Tony Phillips, co-founder of the Deep Atlas boot camp, says he has noticed a significant increase in the level of urgency that tech workers feel about the need to upskill. Deep Atlas recently added another five slots to their summer AI boot camp.

“People started to see the writing on the wall that their jobs really could be obsolete,” he says. “You’re probably not going to get replaced by AI. You’re going to be replaced by someone who knows AI and does your job.”
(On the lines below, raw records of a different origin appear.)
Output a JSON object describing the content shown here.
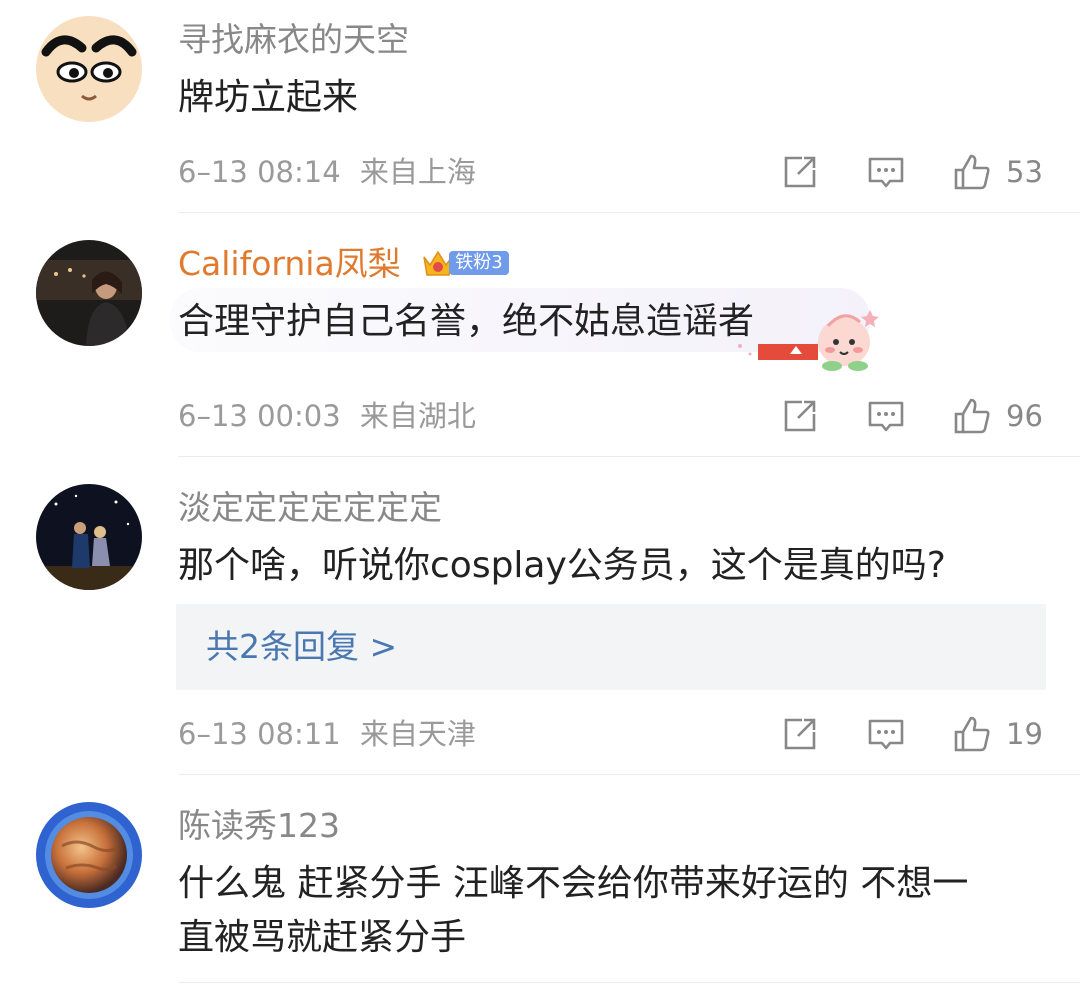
{
  "comments": [
    {
      "username": "寻找麻衣的天空",
      "text": "牌坊立起来",
      "time": "6–13 08:14",
      "location": "来自上海",
      "likes": "53",
      "avatar_icon": "cartoon-face-avatar"
    },
    {
      "username": "California凤梨",
      "badge": "铁粉3",
      "text": "合理守护自己名誉，绝不姑息造谣者",
      "time": "6–13 00:03",
      "location": "来自湖北",
      "likes": "96",
      "avatar_icon": "night-photo-avatar"
    },
    {
      "username": "淡定定定定定定定",
      "text": "那个啥，听说你cosplay公务员，这个是真的吗?",
      "reply_link": "共2条回复 >",
      "time": "6–13 08:11",
      "location": "来自天津",
      "likes": "19",
      "avatar_icon": "concert-photo-avatar"
    },
    {
      "username": "陈读秀123",
      "text_line1": "什么鬼 赶紧分手 汪峰不会给你带来好运的 不想一",
      "text_line2": "直被骂就赶紧分手",
      "avatar_icon": "planet-avatar"
    }
  ],
  "icons": {
    "share": "share-icon",
    "comment": "comment-icon",
    "like": "like-icon"
  },
  "colors": {
    "vip_name": "#e07a2e",
    "link": "#4a77b0",
    "meta": "#9a9a9a",
    "badge": "#6f9bea"
  }
}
New tech job postings fell from an average of around 308,000 a month in 2019 to 180,000 a month as of April, according to the tech trade association CompTIA.

Large tech companies are trying to make their entire workforces more AI-proficient. Trailhead, Salesforce’s training platform, currently offers 43 AI-related courses ranging from fundamentals to ethical AI use. Over 60,000 Salesforce employees have taken at least one AI course.

“We believe that everyone should be reskilled and in some way have the tools they need to have to succeed in this new world,” says Jayesh Govindarajan, senior vice president of Salesforce AI.

Creative Destruction

A big creative destruction bust cycle is on the horizon. Many people are going to lose their jobs.

However, we tend to overestimate the speed at which things happen.

I am not sure where we are, and I doubt anyone else does either. But I do know we have serious supply issues and energy concerns over all the data centers we need to support AI.

Data Center Energy Consumption

According to the IEA, electricity consumption from data centres, artificial intelligence (AI) and the cryptocurrency sector could double by 2026. Factor in the global push to EVs.